After Kate departed, he sat alone, but not truly alone, since bodies elbowed and jostled him as if he were on a crowded subway. Once again, the feeling that he was in the wrong place washed over him.

“Can I get you another drink?” George came in and asked.

She had noted earlier that Edgar was the silent host. Now he was trapped in a corner of his own bedroom clutching an empty cup. She thought she’d help. However, her primary interest was in keeping as much distance as possible between herself and the groping lug who loitered by the doorway. George stepped over several bodies on the floor to reach Edgar. She wedged herself between him and a semiconscious girl in a skirt too short for her semiconscious state. George tugged at the skirt’s stretchy fabric, trying to cover up the white panties that were on display. She noted a sneer from across the room from a guy who’d been enjoying the view.
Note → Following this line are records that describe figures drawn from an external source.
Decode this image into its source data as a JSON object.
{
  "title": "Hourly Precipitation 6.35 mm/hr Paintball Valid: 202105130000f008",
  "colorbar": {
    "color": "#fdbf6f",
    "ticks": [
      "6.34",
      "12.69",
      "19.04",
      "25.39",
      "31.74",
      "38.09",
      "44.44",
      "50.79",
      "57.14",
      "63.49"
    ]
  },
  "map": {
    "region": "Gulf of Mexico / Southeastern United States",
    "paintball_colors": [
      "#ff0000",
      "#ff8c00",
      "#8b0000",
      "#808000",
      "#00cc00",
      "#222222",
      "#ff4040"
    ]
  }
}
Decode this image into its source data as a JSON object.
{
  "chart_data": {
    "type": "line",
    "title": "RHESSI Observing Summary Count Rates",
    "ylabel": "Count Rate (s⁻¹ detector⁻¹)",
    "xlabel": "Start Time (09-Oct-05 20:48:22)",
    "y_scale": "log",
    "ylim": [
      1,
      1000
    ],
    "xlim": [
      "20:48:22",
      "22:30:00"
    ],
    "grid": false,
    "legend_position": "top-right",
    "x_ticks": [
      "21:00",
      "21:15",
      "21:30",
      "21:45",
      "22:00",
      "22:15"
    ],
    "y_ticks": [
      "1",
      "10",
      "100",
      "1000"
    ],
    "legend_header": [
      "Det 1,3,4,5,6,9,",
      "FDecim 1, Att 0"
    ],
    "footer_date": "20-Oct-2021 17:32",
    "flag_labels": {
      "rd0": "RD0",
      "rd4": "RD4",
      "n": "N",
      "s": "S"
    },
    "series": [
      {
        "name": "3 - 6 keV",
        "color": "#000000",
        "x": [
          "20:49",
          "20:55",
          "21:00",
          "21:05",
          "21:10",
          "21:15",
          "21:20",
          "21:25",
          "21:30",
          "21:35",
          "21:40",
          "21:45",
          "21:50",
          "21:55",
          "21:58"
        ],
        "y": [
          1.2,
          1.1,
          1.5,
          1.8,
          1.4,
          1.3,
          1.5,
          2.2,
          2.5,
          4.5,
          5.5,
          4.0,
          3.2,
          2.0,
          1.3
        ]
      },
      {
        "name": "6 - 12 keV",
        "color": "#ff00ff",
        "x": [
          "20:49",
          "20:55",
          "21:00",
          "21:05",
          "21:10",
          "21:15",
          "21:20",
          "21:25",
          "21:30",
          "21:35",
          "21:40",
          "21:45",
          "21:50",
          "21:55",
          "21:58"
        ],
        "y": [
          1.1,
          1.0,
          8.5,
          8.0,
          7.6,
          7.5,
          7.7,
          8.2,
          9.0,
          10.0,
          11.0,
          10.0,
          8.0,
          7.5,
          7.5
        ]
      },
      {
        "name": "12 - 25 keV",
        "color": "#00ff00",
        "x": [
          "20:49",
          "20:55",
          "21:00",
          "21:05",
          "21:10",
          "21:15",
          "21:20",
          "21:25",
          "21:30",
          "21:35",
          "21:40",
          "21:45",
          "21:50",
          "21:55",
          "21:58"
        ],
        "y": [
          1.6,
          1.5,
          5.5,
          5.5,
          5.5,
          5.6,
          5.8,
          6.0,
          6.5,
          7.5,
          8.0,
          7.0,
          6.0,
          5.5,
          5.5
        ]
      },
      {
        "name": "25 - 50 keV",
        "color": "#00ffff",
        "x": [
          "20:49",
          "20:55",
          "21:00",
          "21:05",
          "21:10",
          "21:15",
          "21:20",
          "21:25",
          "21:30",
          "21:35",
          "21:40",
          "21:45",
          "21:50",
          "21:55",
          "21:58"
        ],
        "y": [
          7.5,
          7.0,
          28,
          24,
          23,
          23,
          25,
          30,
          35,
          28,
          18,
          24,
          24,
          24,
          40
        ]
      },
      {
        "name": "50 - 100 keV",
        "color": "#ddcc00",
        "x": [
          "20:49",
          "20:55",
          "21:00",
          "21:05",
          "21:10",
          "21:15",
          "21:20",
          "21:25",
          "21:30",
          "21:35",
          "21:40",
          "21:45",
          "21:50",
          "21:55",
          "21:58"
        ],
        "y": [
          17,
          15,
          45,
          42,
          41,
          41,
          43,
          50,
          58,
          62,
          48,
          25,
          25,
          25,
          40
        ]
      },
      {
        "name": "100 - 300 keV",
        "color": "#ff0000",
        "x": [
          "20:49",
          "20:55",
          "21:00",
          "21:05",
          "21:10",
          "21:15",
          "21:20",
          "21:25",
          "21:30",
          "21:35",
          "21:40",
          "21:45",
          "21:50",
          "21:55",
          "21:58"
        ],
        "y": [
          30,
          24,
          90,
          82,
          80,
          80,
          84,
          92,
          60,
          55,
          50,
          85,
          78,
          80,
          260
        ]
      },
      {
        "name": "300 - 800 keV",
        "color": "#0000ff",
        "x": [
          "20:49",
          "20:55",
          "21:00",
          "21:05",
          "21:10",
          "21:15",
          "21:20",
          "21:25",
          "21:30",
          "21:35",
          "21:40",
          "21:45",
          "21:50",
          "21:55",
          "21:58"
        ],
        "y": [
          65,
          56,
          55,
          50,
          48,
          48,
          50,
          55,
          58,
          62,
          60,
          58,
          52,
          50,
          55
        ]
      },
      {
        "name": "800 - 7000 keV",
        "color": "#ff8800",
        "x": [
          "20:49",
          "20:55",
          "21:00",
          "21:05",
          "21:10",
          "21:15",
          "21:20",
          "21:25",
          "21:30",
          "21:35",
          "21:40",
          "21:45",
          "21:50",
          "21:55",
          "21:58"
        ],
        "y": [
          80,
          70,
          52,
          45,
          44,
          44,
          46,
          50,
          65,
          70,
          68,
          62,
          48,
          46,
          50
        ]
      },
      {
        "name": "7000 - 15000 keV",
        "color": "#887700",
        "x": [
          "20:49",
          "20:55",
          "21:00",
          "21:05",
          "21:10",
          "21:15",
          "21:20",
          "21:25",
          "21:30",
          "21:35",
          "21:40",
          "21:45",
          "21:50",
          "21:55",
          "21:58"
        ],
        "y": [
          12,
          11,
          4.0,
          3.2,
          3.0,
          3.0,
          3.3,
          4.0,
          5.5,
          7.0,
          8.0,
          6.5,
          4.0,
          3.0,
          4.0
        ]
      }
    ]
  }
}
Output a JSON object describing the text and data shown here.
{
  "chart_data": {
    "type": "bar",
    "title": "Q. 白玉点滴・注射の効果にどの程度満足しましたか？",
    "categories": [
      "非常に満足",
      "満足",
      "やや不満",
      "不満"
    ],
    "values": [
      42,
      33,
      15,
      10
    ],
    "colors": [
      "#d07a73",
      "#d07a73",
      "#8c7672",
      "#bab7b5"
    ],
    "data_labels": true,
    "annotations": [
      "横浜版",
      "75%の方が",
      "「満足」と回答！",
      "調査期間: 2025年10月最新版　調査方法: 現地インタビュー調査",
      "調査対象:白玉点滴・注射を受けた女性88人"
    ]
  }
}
“Show’s over, motherfucker,” George said.

The dude identified as the motherfucker slunk away when he realized all eyes were on him. Eventually George’s heart rate slowed. She returned her attention to Edgar, who had, in the midst of all the chaos, focused his attention on George’s legs. Long, tanned, and muscular. He’d seen great legs as defined by the cultural consensus—the long, bony, runway variety. But George’s legs were more complicated than that, sinewy and strong, bruised and scarred, war wounds that she proudly displayed. Her knees got most of Edgar’s attention. An array of new and fading scars in the shape of scythes convened around the joints. Edgar saw art in the shadow of injuries. He wanted to hear the story behind each one and was intrigued by the fact that she wouldn’t hide them. He could never admit something so utterly preposterous, but Edgar was now in love. He was mostly in love with a set of legs, obsessed with a pair of knees, but the legs were attached to a body and mind, and the sudden, heady emotion washed over everything connected to those limbs. There was definitely no scientific name for what he was feeling at that moment.